Kelihatan Pakpak Bharat hanya ditugaskan sebagai Budak Hutan lindung , bagaimana tidak, kawasan Hutan lindung di Pakpak Bharat lebih luas dari luas areal lahan pertanian untuk masyarakat, masyarakat dipaksakan menjaga dan mengakui tanah yang diolahnya adalah tanah Hutan lindung,
Kadang kala Pemerintah mengakui jika areal lahan pertanian yang dikelola oleh para petani, terregistrasi menjadi Hutan Lindung,  dari jamam  sebelum Kemerdekaan Indonesia pun itu telah digarap oleh masyarakat setempat.
Hal ini yang menyebabkan banyak para petani di Pakpak Bharat merasa ketakutan, jika dikelola maka akan berurusan dengan hukum, tetapi itu jelas- jelas telah  dimanfaatkan dari turun temurun hingga anak cucu., tanah Ulayat.
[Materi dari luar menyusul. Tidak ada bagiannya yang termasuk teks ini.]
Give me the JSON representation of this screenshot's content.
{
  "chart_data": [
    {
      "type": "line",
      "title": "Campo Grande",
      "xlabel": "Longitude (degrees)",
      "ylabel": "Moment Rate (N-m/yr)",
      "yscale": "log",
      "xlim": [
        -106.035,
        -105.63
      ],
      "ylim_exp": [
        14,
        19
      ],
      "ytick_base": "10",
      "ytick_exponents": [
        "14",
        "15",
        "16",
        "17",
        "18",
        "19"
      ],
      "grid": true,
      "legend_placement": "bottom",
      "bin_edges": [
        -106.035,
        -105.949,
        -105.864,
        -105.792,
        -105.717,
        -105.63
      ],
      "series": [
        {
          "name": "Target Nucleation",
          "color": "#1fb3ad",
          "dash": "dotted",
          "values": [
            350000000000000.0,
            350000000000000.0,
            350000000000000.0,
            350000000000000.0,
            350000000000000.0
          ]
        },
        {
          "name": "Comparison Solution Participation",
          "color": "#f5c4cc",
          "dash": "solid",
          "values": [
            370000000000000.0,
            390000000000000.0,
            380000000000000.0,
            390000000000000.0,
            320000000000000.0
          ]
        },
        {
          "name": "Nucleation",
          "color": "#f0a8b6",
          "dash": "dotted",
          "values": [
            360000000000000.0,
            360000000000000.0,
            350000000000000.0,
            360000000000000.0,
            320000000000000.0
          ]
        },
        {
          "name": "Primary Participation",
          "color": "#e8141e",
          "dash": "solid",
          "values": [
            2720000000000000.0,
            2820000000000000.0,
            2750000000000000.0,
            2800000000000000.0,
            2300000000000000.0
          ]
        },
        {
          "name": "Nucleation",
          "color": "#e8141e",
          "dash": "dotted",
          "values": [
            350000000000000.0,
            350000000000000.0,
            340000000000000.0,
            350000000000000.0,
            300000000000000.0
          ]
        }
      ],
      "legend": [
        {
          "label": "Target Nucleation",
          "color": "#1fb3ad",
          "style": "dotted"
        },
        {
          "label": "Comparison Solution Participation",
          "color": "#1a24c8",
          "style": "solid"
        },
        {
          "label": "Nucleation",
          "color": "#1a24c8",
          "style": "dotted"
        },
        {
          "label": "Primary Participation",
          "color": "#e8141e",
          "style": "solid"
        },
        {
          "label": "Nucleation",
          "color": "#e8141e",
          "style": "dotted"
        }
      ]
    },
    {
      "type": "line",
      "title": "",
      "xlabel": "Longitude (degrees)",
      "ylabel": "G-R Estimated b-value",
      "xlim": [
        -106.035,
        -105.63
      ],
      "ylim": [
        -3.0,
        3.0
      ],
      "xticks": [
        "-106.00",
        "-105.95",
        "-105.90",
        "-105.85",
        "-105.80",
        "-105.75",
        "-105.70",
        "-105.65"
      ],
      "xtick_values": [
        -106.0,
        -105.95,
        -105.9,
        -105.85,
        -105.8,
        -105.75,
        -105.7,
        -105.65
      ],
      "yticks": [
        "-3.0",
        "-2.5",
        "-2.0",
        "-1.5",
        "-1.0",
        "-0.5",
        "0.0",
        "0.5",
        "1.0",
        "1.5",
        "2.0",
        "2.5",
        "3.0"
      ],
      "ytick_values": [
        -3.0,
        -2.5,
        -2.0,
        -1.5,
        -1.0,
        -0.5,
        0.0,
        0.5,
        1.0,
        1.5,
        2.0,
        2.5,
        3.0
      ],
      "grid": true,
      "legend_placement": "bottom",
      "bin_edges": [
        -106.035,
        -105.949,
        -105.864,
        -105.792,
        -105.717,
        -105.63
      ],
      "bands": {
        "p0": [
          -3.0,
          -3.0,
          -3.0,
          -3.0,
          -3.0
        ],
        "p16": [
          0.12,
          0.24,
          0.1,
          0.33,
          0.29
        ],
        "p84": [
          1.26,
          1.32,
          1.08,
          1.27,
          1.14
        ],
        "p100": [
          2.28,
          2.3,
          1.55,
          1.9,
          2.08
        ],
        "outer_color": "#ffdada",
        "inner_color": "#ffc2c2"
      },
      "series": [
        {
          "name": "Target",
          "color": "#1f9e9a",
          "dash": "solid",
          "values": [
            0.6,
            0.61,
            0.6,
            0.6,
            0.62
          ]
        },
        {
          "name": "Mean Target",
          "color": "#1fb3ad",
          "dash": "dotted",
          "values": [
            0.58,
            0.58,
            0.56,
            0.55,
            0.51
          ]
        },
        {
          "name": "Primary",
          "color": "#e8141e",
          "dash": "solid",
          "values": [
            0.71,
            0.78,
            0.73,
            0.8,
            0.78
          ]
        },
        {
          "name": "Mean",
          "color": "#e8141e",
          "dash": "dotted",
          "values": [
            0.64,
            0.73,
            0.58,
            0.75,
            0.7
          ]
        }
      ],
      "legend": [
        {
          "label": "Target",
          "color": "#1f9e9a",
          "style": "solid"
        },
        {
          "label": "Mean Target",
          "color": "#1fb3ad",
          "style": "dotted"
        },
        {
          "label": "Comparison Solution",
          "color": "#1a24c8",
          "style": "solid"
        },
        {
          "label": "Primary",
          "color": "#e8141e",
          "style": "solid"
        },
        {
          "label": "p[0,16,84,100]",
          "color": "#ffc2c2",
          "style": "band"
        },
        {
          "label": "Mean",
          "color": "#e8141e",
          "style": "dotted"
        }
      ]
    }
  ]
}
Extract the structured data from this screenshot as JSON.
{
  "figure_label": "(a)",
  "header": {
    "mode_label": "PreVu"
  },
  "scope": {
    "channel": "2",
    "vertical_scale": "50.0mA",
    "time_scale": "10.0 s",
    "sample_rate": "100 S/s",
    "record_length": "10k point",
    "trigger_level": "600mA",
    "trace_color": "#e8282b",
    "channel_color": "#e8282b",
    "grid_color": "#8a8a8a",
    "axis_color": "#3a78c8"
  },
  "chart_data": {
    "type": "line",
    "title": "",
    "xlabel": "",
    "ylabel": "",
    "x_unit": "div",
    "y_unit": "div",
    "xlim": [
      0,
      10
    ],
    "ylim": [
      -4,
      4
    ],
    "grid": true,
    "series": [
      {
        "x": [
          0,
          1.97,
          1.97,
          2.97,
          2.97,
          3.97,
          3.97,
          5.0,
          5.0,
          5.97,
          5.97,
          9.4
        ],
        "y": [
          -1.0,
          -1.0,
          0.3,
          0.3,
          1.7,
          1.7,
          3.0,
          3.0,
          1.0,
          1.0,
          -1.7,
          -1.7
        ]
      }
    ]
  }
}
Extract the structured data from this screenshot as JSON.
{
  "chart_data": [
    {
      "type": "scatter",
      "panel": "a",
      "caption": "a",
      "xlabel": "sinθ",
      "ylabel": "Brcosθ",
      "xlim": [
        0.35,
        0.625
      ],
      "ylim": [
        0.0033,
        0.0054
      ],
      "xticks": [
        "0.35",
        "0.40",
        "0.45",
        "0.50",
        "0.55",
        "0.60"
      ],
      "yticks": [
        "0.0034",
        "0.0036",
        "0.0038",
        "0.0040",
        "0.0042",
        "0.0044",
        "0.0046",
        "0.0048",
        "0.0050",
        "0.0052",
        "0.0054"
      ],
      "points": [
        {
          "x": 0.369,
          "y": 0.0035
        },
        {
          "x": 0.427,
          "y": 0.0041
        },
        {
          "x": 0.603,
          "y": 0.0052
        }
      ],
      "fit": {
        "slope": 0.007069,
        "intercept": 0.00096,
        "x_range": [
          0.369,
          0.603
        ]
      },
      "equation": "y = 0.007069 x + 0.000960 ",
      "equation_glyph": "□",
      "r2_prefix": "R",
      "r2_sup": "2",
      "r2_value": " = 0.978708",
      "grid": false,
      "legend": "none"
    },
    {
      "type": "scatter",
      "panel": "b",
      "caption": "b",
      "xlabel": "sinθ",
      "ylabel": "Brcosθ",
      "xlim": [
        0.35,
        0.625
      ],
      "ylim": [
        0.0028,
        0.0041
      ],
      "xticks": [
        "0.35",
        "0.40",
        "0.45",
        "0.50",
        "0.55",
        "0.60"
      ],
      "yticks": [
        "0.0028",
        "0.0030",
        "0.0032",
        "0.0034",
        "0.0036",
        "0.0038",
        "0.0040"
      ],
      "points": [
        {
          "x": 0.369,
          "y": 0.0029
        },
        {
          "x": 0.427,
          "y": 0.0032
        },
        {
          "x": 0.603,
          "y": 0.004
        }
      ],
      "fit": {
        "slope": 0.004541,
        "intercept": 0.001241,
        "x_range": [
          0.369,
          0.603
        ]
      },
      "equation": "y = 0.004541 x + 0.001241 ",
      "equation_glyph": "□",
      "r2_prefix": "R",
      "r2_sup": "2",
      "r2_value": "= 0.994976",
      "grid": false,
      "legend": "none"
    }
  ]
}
 Ini juga yang menjadi alasan warga masyarakat semakin terhimpit, terhimpit Ekonominya karena Arel pertanian untuk dikelola tidak cukup, terhimpit Keuangannya karena akses jalan tidak bisa dibuka karena berada pada kawasan hutan lindung. Terhimpit cita-cita nya menjadi kota yang besar karena tak ada ruang dan tempat untuk berekspresi.
Yang lebih parah lagi Pemerintah lebih terbuka kepada investor-investor pengelola hutan, pohon-pohon nya telah ditebas, dijual untuk dijadikan kertas.